L’émergence des problématiques environnementales renforce également cette nécessité d’alliances, que ce soit pour structurer des filières de recyclage ou pour développer des produits écoresponsables. C’est le cas de Clean Sky, un consortium qui rassemble de grands industriels de l’aéronautique dans la mise au point d’avions moins polluants.

En quoi cette multiplication des démarches d’alliance conduit-elle à penser autrement leurs cadres de mise en œuvre ?

P. C. : On estime qu’aujourd’hui une alliance sur deux échoue, soit parce qu’elle s’arrête avant son terme, soit parce qu’elle n’arrive pas à atteindre les objectifs fixés. La multiplication des alliances conduit progressivement les entreprises à se retrouver à la tête de véritables “portefeuilles d’alliances”, qui les poussent à mettre en œuvre des stratégies coordonnées. Cela devient une vraie nécessité, car certaines alliances peuvent être destructrices de valeur si elles entrent en conflit avec les alliances déjà présentes dans le portefeuille. Des départements de direction d’alliances et des postes d’alliance managers émergent dans certains grands groupes pour piloter et modéliser ces démarches afin de maximaliser les synergies et de limiter les conflits entre les alliances d’une entreprise. 

Quels est le champ d’action de tels métiers et directions ?

P. C. : On n’en est qu’au commencement, car cela demande des moyens et des profils de managers expérimentés qui ne sont pas faciles à trouver. Mais l’enjeu est de rendre ces stratégies d’alliance plus efficientes et de limiter les conflits entre alliances.

Au niveau des organisations, la mise en place de ces fonctions permet d’éviter de dupliquer les fonctions entre équipes, de sorte que chacun puisse se recentrer sur son cœur de métier. Au niveau stratégique également, car les différentes formes d’alliances n’apparaissent pas pertinentes au même moment de la vie d’un projet ou d’une firme. Un consortium, par exemple, est pertinent pour opérer d’importantes levées de fonds, développer des standards communs ou définir un cadre normatif, mais ce sont des groupements lourds et au financement coûteux qui ne sont pas adaptés pour tous les projets…

De telles approches peuvent-elles redimensionner la manière dont les entreprises se pensent et se positionnent dans leurs environnements ?
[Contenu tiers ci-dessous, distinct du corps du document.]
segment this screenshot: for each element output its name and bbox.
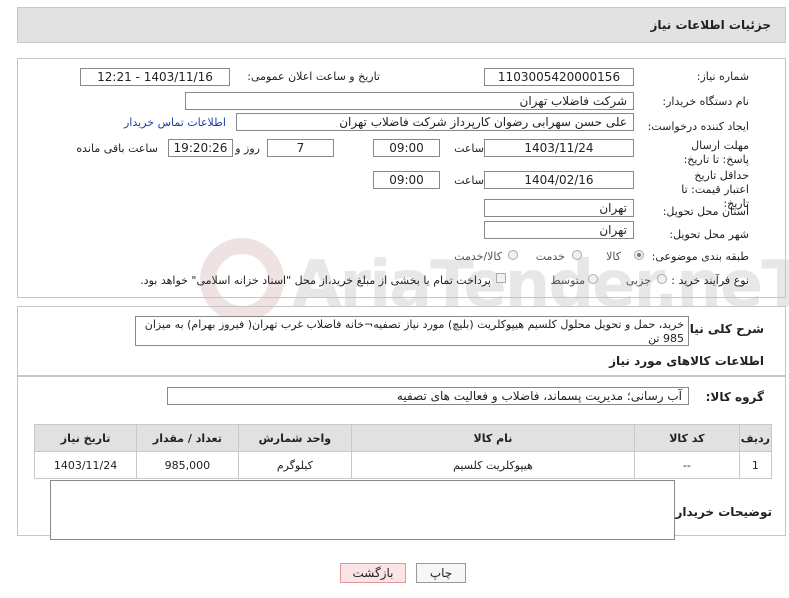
goods-group-field: آب رسانی؛ مدیریت پسماند، فاضلاب و فعالیت… — [167, 387, 689, 405]
province-label: استان محل تحویل: — [662, 205, 749, 218]
goods-group-label: گروه کالا: — [705, 390, 764, 404]
announce-datetime-label: تاریخ و ساعت اعلان عمومی: — [247, 70, 380, 83]
city-field: تهران — [484, 221, 634, 239]
process-medium-radio[interactable] — [588, 274, 598, 284]
process-medium-label: متوسط — [550, 274, 585, 287]
cell-quantity: 985,000 — [136, 451, 239, 479]
category-service-radio[interactable] — [572, 250, 582, 260]
buyer-org-field: شرکت فاضلاب تهران — [185, 92, 634, 110]
treasury-note: پرداخت تمام یا بخشی از مبلغ خرید،از محل … — [140, 274, 491, 287]
page-header: جزئیات اطلاعات نیاز — [17, 7, 786, 43]
days-label: روز و — [235, 142, 260, 155]
buyer-notes-field[interactable] — [50, 480, 675, 540]
reply-deadline-label: مهلت ارسال پاسخ: تا تاریخ: — [683, 139, 749, 166]
cell-date: 1403/11/24 — [33, 451, 138, 479]
table-row: 1 -- هیپوکلریت کلسیم کیلوگرم 985,000 140… — [33, 451, 773, 479]
requester-field: علی حسن سهرابی رضوان کارپرداز شرکت فاضلا… — [236, 113, 634, 131]
city-label: شهر محل تحویل: — [669, 228, 749, 241]
cell-unit: کیلوگرم — [237, 451, 352, 479]
treasury-checkbox[interactable] — [496, 273, 506, 283]
announce-datetime-field: 1403/11/16 - 12:21 — [80, 68, 230, 86]
buyer-notes-label: توضیحات خریدار: — [670, 505, 772, 519]
col-date: تاریخ نیاز — [33, 424, 138, 452]
description-field: خرید، حمل و تحویل محلول کلسیم هیپوکلریت … — [135, 316, 689, 346]
back-button[interactable]: بازگشت — [340, 563, 406, 583]
category-goods-radio[interactable] — [634, 250, 644, 260]
reply-deadline-time-label: ساعت — [454, 142, 484, 155]
price-validity-time-label: ساعت — [454, 174, 484, 187]
goods-section-title: اطلاعات کالاهای مورد نیاز — [609, 354, 764, 368]
col-unit: واحد شمارش — [237, 424, 352, 452]
cell-name: هیپوکلریت کلسیم — [350, 451, 635, 479]
process-minor-label: جزیی — [625, 274, 651, 287]
cell-row: 1 — [738, 451, 773, 479]
requester-label: ایجاد کننده درخواست: — [647, 120, 749, 133]
goods-table-header: ردیف کد کالا نام کالا واحد شمارش تعداد /… — [33, 424, 773, 452]
category-goods-label: کالا — [606, 250, 621, 263]
cell-code: -- — [633, 451, 740, 479]
need-number-field: 1103005420000156 — [484, 68, 634, 86]
col-code: کد کالا — [633, 424, 740, 452]
col-quantity: تعداد / مقدار — [136, 424, 239, 452]
buyer-org-label: نام دستگاه خریدار: — [662, 95, 749, 108]
price-validity-time: 09:00 — [373, 171, 440, 189]
goods-table: ردیف کد کالا نام کالا واحد شمارش تعداد /… — [33, 424, 773, 479]
price-validity-date: 1404/02/16 — [484, 171, 634, 189]
description-label: شرح کلی نیاز: — [678, 322, 764, 336]
col-row: ردیف — [738, 424, 773, 452]
province-field: تهران — [484, 199, 634, 217]
reply-deadline-time: 09:00 — [373, 139, 440, 157]
purchase-process-label: نوع فرآیند خرید : — [671, 274, 749, 287]
reply-deadline-date: 1403/11/24 — [484, 139, 634, 157]
page-title: جزئیات اطلاعات نیاز — [650, 18, 771, 32]
category-goods-service-radio[interactable] — [508, 250, 518, 260]
need-number-label: شماره نیاز: — [696, 70, 749, 83]
category-label: طبقه بندی موضوعی: — [651, 250, 749, 263]
print-button[interactable]: چاپ — [416, 563, 466, 583]
remaining-time: 19:20:26 — [168, 139, 233, 157]
remaining-label: ساعت باقی مانده — [76, 142, 158, 155]
category-goods-service-label: کالا/خدمت — [454, 250, 502, 263]
category-service-label: خدمت — [535, 250, 565, 263]
remaining-days: 7 — [267, 139, 334, 157]
process-minor-radio[interactable] — [657, 274, 667, 284]
buyer-contact-link[interactable]: اطلاعات تماس خریدار — [124, 116, 226, 129]
col-name: نام کالا — [350, 424, 635, 452]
P. C. : Très certainement, car c’est une démarche dynamique : plus vous vous alliez, plus vous vous ouvrez à l’écosystème de vos nouveaux partenaires. Cela permet à l’entreprise de prendre de la hauteur et de trouver des logiques de captation de valeur différentes, notamment en matière de réduction de la consommation d’énergies. Mais de telles approches gagneraient à être mieux modélisées et enseignées. Très peu d’écoles de commerce et d’ingénieurs forment véritablement à ces enjeux d’alliances.